Indeed, squeezing the poor and curtailing immigration were unusual policies for what was supposed to be a modern, progressive party of social and economic liberalism. Back in 2010, the Lib Dems may have had more in common with Labour — another possible coalition partner — than with the Conservatives. Labour wanted British leadership within the European Union, state pensions linked to incomes, and tax credits for working families, just like the Lib Dems.
But perhaps that congruity was exactly the problem. In a coalition with a party of fairly similar views on many issues, it might have seemed harder to maintain the Lib Dems’ identity and individuality. This wouldn’t necessarily have been a problem for the process of governing — on the contrary, it probably would have helped — but it would have been a huge challenge for the politicians who wanted to burnish their legacies. And naturally, these same politicians preferred to be in government rather than out, regardless of the long-term consequences for their parties.
Those consequences are starting to become apparent now. Forecasts based on current polls suggest the Lib Dems will come away with just 27 of the 650 seats in the House of Commons after the voting ends on May 7, fewer than half the number they held after the last election. Projections suggest this total — the party’s lowest since 1992, just four years after its founding — won’t be enough to form a two-party coalition with either Labour or the Conservatives.

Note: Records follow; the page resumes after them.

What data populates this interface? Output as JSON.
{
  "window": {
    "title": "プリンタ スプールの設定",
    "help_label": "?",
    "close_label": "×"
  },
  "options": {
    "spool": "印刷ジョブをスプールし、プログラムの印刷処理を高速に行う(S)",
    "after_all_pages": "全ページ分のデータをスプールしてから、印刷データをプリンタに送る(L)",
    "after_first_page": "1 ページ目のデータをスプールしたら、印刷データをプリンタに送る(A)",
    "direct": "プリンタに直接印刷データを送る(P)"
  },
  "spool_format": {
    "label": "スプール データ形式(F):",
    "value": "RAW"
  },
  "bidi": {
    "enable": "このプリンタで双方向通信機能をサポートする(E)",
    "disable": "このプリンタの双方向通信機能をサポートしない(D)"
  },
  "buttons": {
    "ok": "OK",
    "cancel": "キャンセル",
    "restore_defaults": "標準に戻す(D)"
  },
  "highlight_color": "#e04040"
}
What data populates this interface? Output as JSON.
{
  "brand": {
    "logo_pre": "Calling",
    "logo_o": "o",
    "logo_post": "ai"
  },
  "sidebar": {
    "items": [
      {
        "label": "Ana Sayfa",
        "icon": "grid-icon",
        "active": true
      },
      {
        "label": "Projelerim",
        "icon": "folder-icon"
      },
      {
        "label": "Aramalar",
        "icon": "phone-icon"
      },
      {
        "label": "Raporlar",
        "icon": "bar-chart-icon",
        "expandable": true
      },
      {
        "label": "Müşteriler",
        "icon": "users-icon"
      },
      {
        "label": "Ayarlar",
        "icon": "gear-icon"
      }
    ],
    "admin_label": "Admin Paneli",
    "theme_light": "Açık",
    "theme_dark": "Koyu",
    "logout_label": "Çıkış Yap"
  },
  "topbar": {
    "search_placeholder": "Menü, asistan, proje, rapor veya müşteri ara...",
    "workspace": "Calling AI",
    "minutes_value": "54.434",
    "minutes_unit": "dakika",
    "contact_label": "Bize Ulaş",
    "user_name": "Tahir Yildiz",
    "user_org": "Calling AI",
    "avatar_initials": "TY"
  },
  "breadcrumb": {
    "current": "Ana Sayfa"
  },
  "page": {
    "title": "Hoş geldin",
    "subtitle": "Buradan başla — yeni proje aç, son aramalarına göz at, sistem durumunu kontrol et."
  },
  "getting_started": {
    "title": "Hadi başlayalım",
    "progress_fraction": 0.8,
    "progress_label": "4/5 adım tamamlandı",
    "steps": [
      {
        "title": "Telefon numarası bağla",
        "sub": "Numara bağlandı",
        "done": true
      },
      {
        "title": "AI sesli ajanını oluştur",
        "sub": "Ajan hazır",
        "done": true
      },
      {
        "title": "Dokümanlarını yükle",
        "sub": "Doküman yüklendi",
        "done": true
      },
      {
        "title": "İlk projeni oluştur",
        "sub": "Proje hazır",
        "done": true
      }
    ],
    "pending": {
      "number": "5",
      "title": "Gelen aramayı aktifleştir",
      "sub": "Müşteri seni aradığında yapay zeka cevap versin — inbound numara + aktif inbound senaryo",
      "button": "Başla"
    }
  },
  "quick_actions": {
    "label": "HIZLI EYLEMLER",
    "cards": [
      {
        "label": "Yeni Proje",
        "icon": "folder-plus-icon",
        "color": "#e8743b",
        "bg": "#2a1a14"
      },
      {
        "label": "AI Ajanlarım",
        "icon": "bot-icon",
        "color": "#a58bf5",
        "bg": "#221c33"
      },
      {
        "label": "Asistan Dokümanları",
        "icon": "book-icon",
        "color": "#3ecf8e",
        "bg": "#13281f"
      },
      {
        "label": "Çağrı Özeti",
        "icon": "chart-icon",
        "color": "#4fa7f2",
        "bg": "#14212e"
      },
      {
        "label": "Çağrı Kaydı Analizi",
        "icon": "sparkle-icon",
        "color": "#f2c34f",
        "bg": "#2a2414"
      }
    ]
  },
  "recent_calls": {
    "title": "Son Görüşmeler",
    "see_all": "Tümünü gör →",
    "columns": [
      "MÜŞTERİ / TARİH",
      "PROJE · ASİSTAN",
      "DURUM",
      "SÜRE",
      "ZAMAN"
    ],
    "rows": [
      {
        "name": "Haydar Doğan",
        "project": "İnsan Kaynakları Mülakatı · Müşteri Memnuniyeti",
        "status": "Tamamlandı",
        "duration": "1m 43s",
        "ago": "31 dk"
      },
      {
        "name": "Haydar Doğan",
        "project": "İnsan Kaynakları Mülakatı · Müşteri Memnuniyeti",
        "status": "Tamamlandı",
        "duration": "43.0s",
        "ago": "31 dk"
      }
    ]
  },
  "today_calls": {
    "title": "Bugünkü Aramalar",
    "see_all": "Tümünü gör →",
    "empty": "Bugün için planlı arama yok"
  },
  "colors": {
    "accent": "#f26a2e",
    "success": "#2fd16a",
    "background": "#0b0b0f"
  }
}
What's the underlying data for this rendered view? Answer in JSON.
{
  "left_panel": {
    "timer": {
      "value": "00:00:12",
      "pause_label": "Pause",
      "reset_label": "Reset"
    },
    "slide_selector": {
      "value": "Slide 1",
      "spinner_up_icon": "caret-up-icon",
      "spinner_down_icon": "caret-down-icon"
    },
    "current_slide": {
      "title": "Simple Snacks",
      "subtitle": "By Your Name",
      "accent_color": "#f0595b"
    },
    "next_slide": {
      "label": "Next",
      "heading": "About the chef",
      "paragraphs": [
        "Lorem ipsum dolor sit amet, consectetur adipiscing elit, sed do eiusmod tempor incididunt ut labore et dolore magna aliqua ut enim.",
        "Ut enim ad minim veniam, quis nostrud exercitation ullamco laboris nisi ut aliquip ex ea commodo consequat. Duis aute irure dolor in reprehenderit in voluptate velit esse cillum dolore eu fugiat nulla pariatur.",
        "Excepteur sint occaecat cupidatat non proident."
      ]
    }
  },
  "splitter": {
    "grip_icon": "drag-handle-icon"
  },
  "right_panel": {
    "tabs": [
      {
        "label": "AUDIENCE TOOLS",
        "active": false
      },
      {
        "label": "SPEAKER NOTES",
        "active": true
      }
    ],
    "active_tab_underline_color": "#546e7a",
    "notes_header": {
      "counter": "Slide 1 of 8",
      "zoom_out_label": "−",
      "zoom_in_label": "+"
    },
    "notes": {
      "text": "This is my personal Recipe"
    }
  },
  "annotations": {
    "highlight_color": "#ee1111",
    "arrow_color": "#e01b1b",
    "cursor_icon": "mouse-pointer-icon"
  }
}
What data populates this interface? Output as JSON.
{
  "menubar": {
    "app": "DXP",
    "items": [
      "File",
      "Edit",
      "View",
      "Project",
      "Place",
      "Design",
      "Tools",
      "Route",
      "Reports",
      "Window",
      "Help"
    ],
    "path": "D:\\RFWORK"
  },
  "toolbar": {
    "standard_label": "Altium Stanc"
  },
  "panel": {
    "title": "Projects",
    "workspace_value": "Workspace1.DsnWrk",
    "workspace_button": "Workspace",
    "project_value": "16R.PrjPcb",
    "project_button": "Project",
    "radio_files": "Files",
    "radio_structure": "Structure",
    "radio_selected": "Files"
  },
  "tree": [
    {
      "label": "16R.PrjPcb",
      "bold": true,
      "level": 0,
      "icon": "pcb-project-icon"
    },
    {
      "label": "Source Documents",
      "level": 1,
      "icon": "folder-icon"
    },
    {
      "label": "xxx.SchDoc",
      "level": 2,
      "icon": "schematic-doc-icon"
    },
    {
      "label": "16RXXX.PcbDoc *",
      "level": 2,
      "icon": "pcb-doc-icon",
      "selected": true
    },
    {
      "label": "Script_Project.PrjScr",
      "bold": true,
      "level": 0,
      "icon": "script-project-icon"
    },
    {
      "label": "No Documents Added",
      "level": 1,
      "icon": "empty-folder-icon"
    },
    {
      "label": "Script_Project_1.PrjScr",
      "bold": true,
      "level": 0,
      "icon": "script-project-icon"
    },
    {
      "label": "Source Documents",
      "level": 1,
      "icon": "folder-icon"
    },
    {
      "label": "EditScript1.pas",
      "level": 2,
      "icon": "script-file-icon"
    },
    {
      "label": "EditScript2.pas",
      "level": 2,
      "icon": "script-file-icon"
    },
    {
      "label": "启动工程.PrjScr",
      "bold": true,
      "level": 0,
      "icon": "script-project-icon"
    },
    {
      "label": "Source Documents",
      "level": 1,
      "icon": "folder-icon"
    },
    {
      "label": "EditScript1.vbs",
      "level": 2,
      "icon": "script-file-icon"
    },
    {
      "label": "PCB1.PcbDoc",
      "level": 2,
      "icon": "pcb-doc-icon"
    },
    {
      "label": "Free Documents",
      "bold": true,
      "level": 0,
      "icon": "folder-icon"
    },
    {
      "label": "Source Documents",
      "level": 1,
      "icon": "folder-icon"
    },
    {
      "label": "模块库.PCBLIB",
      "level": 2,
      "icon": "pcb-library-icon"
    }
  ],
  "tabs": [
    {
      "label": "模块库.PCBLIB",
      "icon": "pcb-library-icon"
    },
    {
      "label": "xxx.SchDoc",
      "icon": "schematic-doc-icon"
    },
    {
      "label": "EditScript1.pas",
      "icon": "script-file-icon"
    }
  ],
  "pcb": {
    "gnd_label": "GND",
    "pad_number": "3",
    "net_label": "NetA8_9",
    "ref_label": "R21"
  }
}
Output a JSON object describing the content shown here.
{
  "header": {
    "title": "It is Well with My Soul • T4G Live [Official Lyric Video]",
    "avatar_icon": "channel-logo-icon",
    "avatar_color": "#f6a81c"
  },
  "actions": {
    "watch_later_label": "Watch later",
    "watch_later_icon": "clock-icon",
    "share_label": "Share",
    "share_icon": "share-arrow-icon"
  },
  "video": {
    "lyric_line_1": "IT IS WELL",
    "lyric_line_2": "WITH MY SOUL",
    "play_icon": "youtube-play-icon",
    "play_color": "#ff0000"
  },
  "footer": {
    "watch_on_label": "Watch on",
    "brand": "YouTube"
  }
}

The forecast is so dark that the ambitious politicians who sold out their own party’s platform will likely pay a heavy price. Nick Clegg, the Lib Dems’ leader and also deputy prime minister since 2010, probably won’t see the inside of the Cabinet Room for a while. He might even lose his own seat in Westminster as part of the cull.
So Nick, was it worth it? The leaders of other small parties might want to look ahead to this question once the wrangling for a new coalition begins. The biggest among them, the Scottish National Party, looks set to garner twice as many seats as the Lib Dems. A coalition with Labour and perhaps Plaid Cymru, the Welsh nationalists, would be large enough to govern. But Labour has been the Scottish nationalists’ main electoral opponent for years — and Labour worked hard (and successfully) to defeat the referendum on Scottish independence, the nationalists’ signal achievement.
Of course, as the American essayist Charles Dudley Warner wrote, politics makes strange bedfellows. Any smaller party entering a coalition with Labour or the Conservatives will have to compromise, and compromise will always make a smaller party less independent and distinct. Yet there is one way to maintain a party’s identity as a junior partner in a coalition: by seeking policy wins rather than just power. This way, the party reinforces its platform rather than kowtowing for the sake of a few ministerial sinecures.
If the Scottish National Party hadn’t already staged its referendum on independence, Labour might have offered one in return for loyalty in a coalition. Now it’s hard to tell what policy wins the nationalists could reasonably demand. Most likely, they’ll end up going the way of the Lib Dems, grasping for a few scraps of power that ultimately produce nothing but their own comeuppance.